All of the engineering, development, testing, and capital investment to create this infrastructure drives up costs, GM's Lauckner noted. It will be difficult for the auto industry to bear this burden alone, he says, given the large initial cost barriers.

"The government ought to step up and give us a hand by funding a major effort to strengthen domestic advanced battery development," Lauckner said. "It should be targeted at basic R&D, but also, more important, at manufacturing process technology so that production can be scaled up. Finally, we need to take a look at tax incentives so these technologies get adopted by a lot of people.

"We in the industry are ready to do our part," Lauckner said. "In fact, we are already doing it. What we are looking for is the government to step up and do its part so that we can really transform automotive transportation, do something meaningful about greenhouse gases, and get our nation and the world past oil dependence."

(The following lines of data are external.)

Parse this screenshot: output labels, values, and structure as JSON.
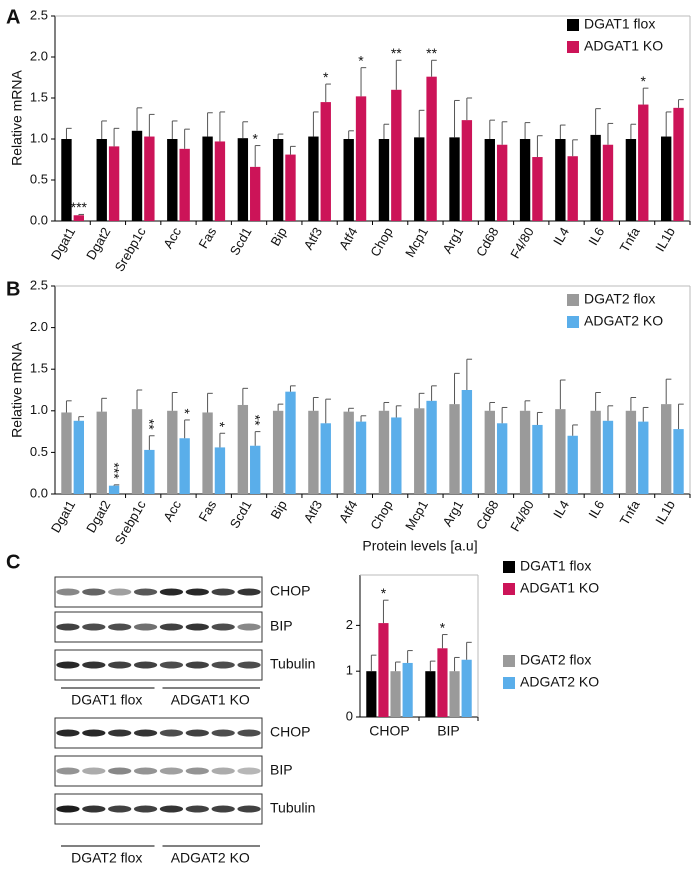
{
  "chart_data": [
    {
      "type": "bar",
      "panel": "A",
      "ylabel": "Relative mRNA",
      "categories": [
        "Dgat1",
        "Dgat2",
        "Srebp1c",
        "Acc",
        "Fas",
        "Scd1",
        "Bip",
        "Atf3",
        "Atf4",
        "Chop",
        "Mcp1",
        "Arg1",
        "Cd68",
        "F4/80",
        "IL4",
        "IL6",
        "Tnfa",
        "IL1b"
      ],
      "series": [
        {
          "name": "DGAT1 flox",
          "color": "#000000",
          "values": [
            1.0,
            1.0,
            1.1,
            1.0,
            1.03,
            1.01,
            1.0,
            1.03,
            1.0,
            1.0,
            1.02,
            1.02,
            1.0,
            1.0,
            1.0,
            1.05,
            1.0,
            1.03
          ],
          "errors": [
            0.13,
            0.22,
            0.28,
            0.22,
            0.29,
            0.2,
            0.06,
            0.3,
            0.1,
            0.18,
            0.33,
            0.45,
            0.23,
            0.2,
            0.17,
            0.32,
            0.18,
            0.3
          ]
        },
        {
          "name": "ADGAT1 KO",
          "color": "#cc1458",
          "values": [
            0.07,
            0.91,
            1.03,
            0.88,
            0.97,
            0.66,
            0.81,
            1.45,
            1.52,
            1.6,
            1.76,
            1.23,
            0.93,
            0.78,
            0.79,
            0.93,
            1.42,
            1.38
          ],
          "errors": [
            0.01,
            0.22,
            0.27,
            0.24,
            0.36,
            0.26,
            0.1,
            0.22,
            0.35,
            0.36,
            0.2,
            0.27,
            0.28,
            0.26,
            0.2,
            0.26,
            0.2,
            0.1
          ],
          "annotations": [
            "***",
            null,
            null,
            null,
            null,
            "*",
            null,
            "*",
            "*",
            "**",
            "**",
            null,
            null,
            null,
            null,
            null,
            "*",
            null
          ]
        }
      ],
      "ylim": [
        0,
        2.5
      ],
      "yticks": [
        {
          "value": 0,
          "label": "0.0"
        },
        0.5,
        {
          "value": 1,
          "label": "1.0"
        },
        1.5,
        {
          "value": 2,
          "label": "2.0"
        },
        2.5
      ],
      "legend": "upper right"
    },
    {
      "type": "bar",
      "panel": "B",
      "ylabel": "Relative mRNA",
      "categories": [
        "Dgat1",
        "Dgat2",
        "Srebp1c",
        "Acc",
        "Fas",
        "Scd1",
        "Bip",
        "Atf3",
        "Atf4",
        "Chop",
        "Mcp1",
        "Arg1",
        "Cd68",
        "F4/80",
        "IL4",
        "IL6",
        "Tnfa",
        "IL1b"
      ],
      "series": [
        {
          "name": "DGAT2 flox",
          "color": "#9a9a9a",
          "values": [
            0.98,
            0.99,
            1.02,
            1.0,
            0.98,
            1.07,
            1.0,
            1.0,
            0.99,
            1.0,
            1.03,
            1.08,
            1.0,
            1.0,
            1.02,
            1.0,
            1.0,
            1.08
          ],
          "errors": [
            0.14,
            0.16,
            0.23,
            0.22,
            0.23,
            0.2,
            0.08,
            0.16,
            0.04,
            0.1,
            0.18,
            0.37,
            0.1,
            0.12,
            0.35,
            0.22,
            0.16,
            0.3
          ]
        },
        {
          "name": "ADGAT2 KO",
          "color": "#5aaeea",
          "values": [
            0.88,
            0.1,
            0.53,
            0.67,
            0.56,
            0.58,
            1.23,
            0.85,
            0.87,
            0.92,
            1.12,
            1.25,
            0.85,
            0.83,
            0.7,
            0.88,
            0.87,
            0.78
          ],
          "errors": [
            0.05,
            0.01,
            0.17,
            0.22,
            0.17,
            0.17,
            0.07,
            0.29,
            0.07,
            0.14,
            0.18,
            0.37,
            0.19,
            0.15,
            0.13,
            0.18,
            0.17,
            0.3
          ],
          "annotations": [
            null,
            "***",
            "**",
            "*",
            "*",
            "**",
            null,
            null,
            null,
            null,
            null,
            null,
            null,
            null,
            null,
            null,
            null,
            null
          ]
        }
      ],
      "ylim": [
        0,
        2.5
      ],
      "yticks": [
        {
          "value": 0,
          "label": "0.0"
        },
        0.5,
        {
          "value": 1,
          "label": "1.0"
        },
        1.5,
        {
          "value": 2,
          "label": "2.0"
        },
        2.5
      ],
      "legend": "upper right"
    },
    {
      "type": "bar",
      "panel": "C",
      "title": "Protein levels [a.u]",
      "categories": [
        "CHOP",
        "BIP"
      ],
      "series": [
        {
          "name": "DGAT1 flox",
          "color": "#000000",
          "values": [
            1.0,
            1.0
          ],
          "errors": [
            0.35,
            0.22
          ]
        },
        {
          "name": "ADGAT1 KO",
          "color": "#cc1458",
          "values": [
            2.05,
            1.5
          ],
          "errors": [
            0.5,
            0.3
          ],
          "annotations": [
            "*",
            "*"
          ]
        },
        {
          "name": "DGAT2 flox",
          "color": "#9a9a9a",
          "values": [
            1.0,
            1.0
          ],
          "errors": [
            0.2,
            0.3
          ]
        },
        {
          "name": "ADGAT2 KO",
          "color": "#5aaeea",
          "values": [
            1.18,
            1.25
          ],
          "errors": [
            0.27,
            0.38
          ]
        }
      ],
      "ylim": [
        0,
        3.1
      ],
      "yticks": [
        0,
        1,
        2
      ],
      "legend": "right"
    }
  ],
  "blots": {
    "top": {
      "rows": [
        "CHOP",
        "BIP",
        "Tubulin"
      ],
      "groups": [
        "DGAT1 flox",
        "ADGAT1 KO"
      ]
    },
    "bottom": {
      "rows": [
        "CHOP",
        "BIP",
        "Tubulin"
      ],
      "groups": [
        "DGAT2 flox",
        "ADGAT2 KO"
      ]
    }
  }
}
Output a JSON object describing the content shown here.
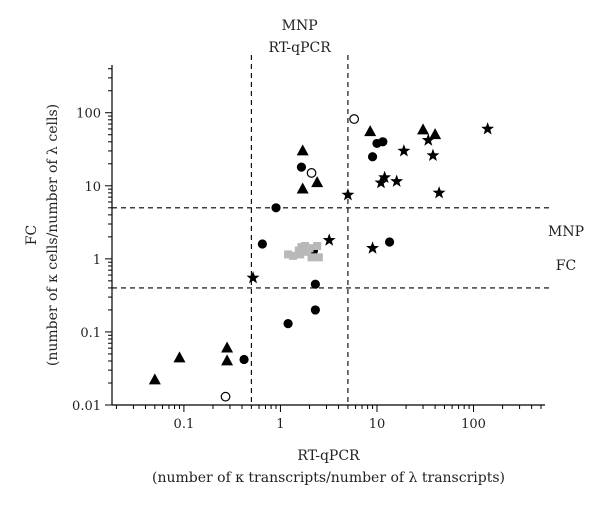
{
  "chart_data": {
    "type": "scatter",
    "title": "",
    "x_scale": "log",
    "y_scale": "log",
    "xlim": [
      0.018,
      550
    ],
    "ylim": [
      0.01,
      450
    ],
    "grid": false,
    "xlabel": "RT-qPCR",
    "xlabel_sub": "(number of κ transcripts/number of λ transcripts)",
    "ylabel": "FC",
    "ylabel_sub": "(number of κ cells/number of λ cells)",
    "x_ticks": [
      {
        "value": 0.1,
        "label": "0.1"
      },
      {
        "value": 1,
        "label": "1"
      },
      {
        "value": 10,
        "label": "10"
      },
      {
        "value": 100,
        "label": "100"
      }
    ],
    "y_ticks": [
      {
        "value": 0.01,
        "label": "0.01"
      },
      {
        "value": 0.1,
        "label": "0.1"
      },
      {
        "value": 1,
        "label": "1"
      },
      {
        "value": 10,
        "label": "10"
      },
      {
        "value": 100,
        "label": "100"
      }
    ],
    "reference_lines": [
      {
        "axis": "x",
        "value": 0.5
      },
      {
        "axis": "x",
        "value": 5
      },
      {
        "axis": "y",
        "value": 0.4
      },
      {
        "axis": "y",
        "value": 5
      }
    ],
    "region_labels": [
      {
        "lines": [
          "MNP",
          "RT-qPCR"
        ],
        "anchor": "top-center"
      },
      {
        "lines": [
          "MNP",
          "FC"
        ],
        "anchor": "right-middle"
      }
    ],
    "series": [
      {
        "marker": "triangle",
        "color": "#000000",
        "points": [
          [
            0.05,
            0.022
          ],
          [
            0.09,
            0.044
          ],
          [
            0.28,
            0.06
          ],
          [
            0.28,
            0.04
          ],
          [
            1.7,
            30
          ],
          [
            1.7,
            9
          ],
          [
            2.4,
            11
          ],
          [
            8.5,
            55
          ],
          [
            30,
            58
          ],
          [
            40,
            50
          ]
        ]
      },
      {
        "marker": "circle",
        "color": "#000000",
        "points": [
          [
            0.42,
            0.042
          ],
          [
            0.65,
            1.6
          ],
          [
            0.9,
            5
          ],
          [
            1.2,
            0.13
          ],
          [
            1.65,
            18
          ],
          [
            2.2,
            1.3
          ],
          [
            2.3,
            0.45
          ],
          [
            2.3,
            0.2
          ],
          [
            9,
            25
          ],
          [
            10,
            38
          ],
          [
            11.5,
            40
          ],
          [
            13.5,
            1.7
          ]
        ]
      },
      {
        "marker": "open-circle",
        "color": "#000000",
        "points": [
          [
            0.27,
            0.013
          ],
          [
            2.1,
            15
          ],
          [
            5.8,
            82
          ]
        ]
      },
      {
        "marker": "star",
        "color": "#000000",
        "points": [
          [
            0.52,
            0.55
          ],
          [
            3.2,
            1.8
          ],
          [
            5,
            7.5
          ],
          [
            9,
            1.4
          ],
          [
            11,
            11
          ],
          [
            12,
            13
          ],
          [
            16,
            11.5
          ],
          [
            19,
            30
          ],
          [
            34,
            42
          ],
          [
            38,
            26
          ],
          [
            44,
            8
          ],
          [
            140,
            60
          ]
        ]
      },
      {
        "marker": "square",
        "color": "#b8b8b8",
        "points": [
          [
            1.2,
            1.15
          ],
          [
            1.35,
            1.1
          ],
          [
            1.55,
            1.3
          ],
          [
            1.6,
            1.15
          ],
          [
            1.65,
            1.45
          ],
          [
            1.8,
            1.5
          ],
          [
            2.0,
            1.4
          ],
          [
            2.1,
            1.05
          ],
          [
            2.5,
            1.05
          ],
          [
            2.4,
            1.5
          ],
          [
            1.9,
            1.25
          ]
        ]
      }
    ]
  }
}
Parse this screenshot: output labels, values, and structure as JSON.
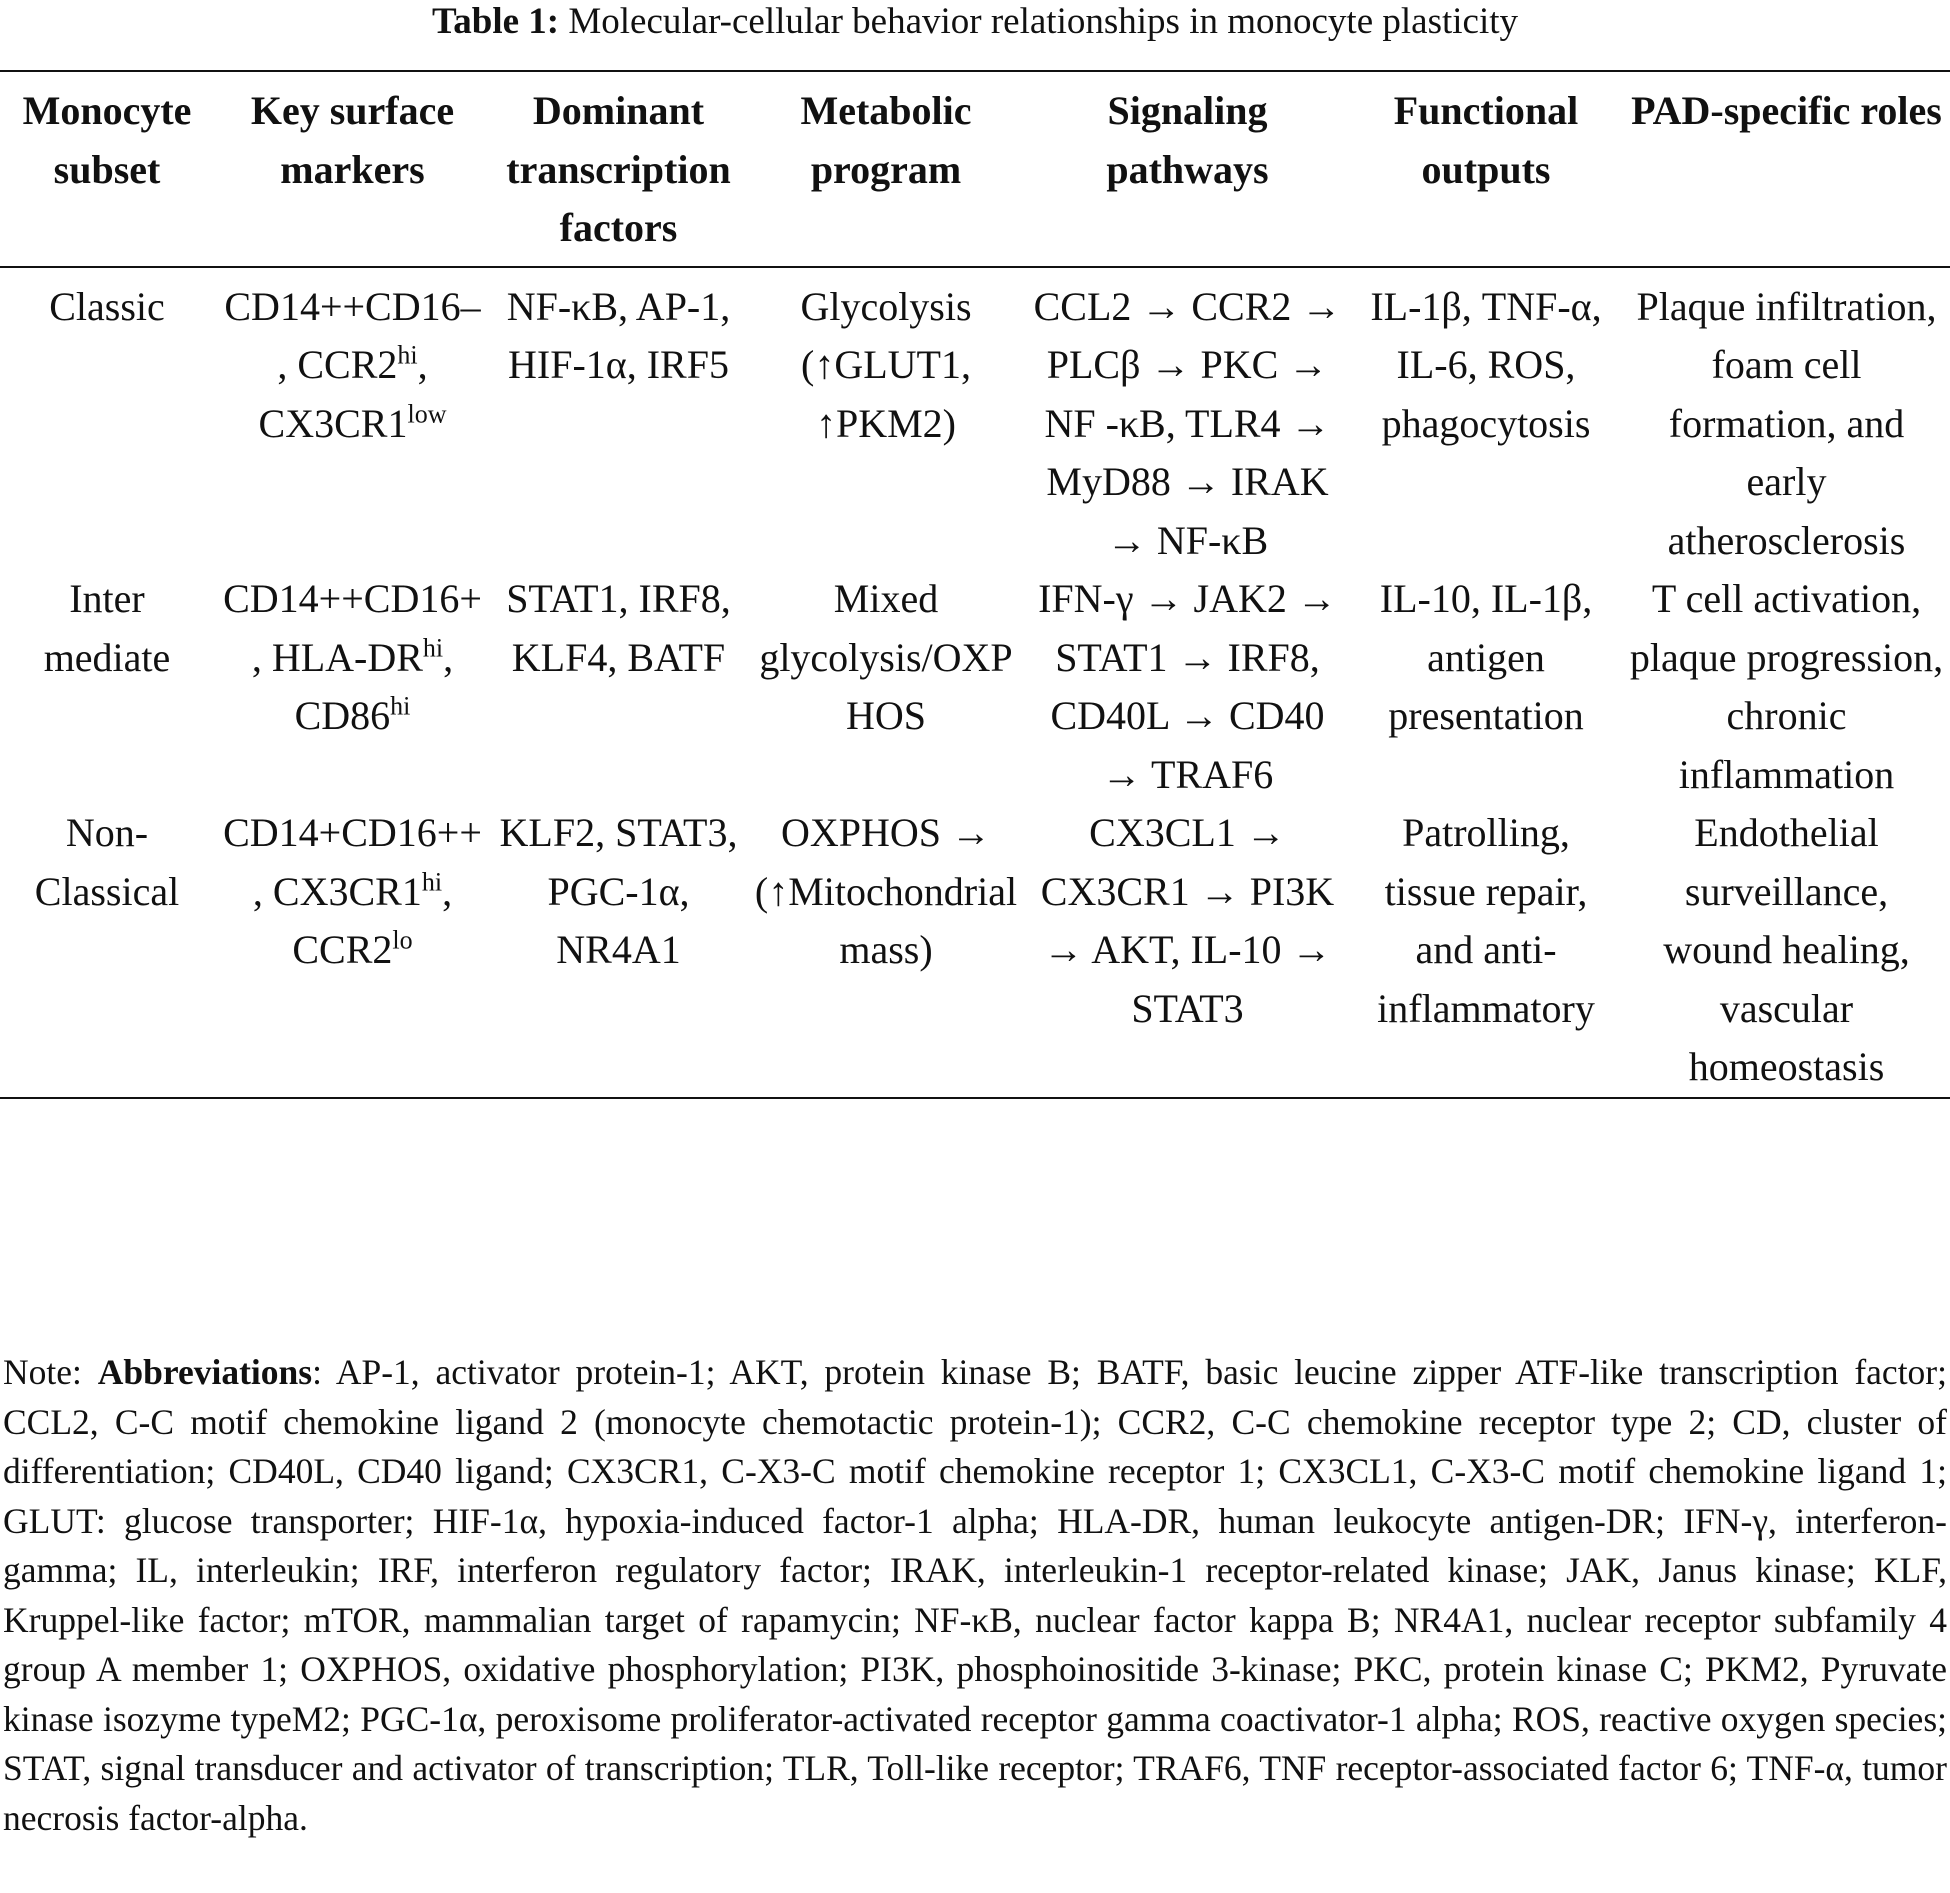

The Department of Energy already is providing some $30 million in funding to help PHEV development, but the panelists suggested much more needs to be done. The DOE plan is to make PHEVs cost-competitive with gasoline-powered cars by 2014 and ready for broad commercialization by 2016. Those target dates leave car companies with little time to choose which technology to focus on. While GM is charging ahead with the Chevy Volt and Toyota is preparing to launch the PHEV Prius, other major automakers appear to be betting that waiting a few more years to see how HEVs continue to do will be a better business approach before launching a PHEV model. The risk for them is that GM and Toyota might have gotten it right, leaving them in a lurch and having to play catch-up.

"There is a time element to this discussion," Lauckner said. "We are talking about the future of the automobile industry. There is somewhere in the neighborhood of 850 million cars globally on the road today. If we start today to replace some of those vehicles, it is going to take a decade or more before we can turn over that entire fleet into hybrid vehicles or some other advanced technology."

The total number of hybrid-electric vehicles is expected to reach 4.5 million by 2013, according to market research firm Freedonia Group. AllianceBernstein, an asset-management firm, further projects that by 2030 some 72% of cars on the road worldwide will be hybrids and 85% of new cars will be hybrids.

The panelists pointed out that it's difficult for policymakers to pursue technologies that operate on a decade or longer time horizon. But if the U.S. and other countries really want a sustainable transportation system, it's going to take some long-term planning, they said. There needs to be a technology portfolio and an awareness that some technologies will be ready sooner than others, they noted, and it will be important to weigh the tradeoffs in implementing them.

Perhaps one day a rechargeable lithium-ion or other type of battery the size of a shoe box will power a PHEV or fully electric car for 200 miles or more, and the car could be recharged in about 15 minutes by plugging into an outlet in a driveway or parking garage, with the electricity coming from yet another battery that's charged by a dedicated solar panel on the roof of a house, apartment building, or office building.

Gasoline served as a matchmaker to fuel America's love affair with the automobile that began more than a century ago. And as biofuels, batteries, and solar cells step in to replace gasoline, that relationship conceivably can continue in a sustainable fashion and perhaps will never have to end.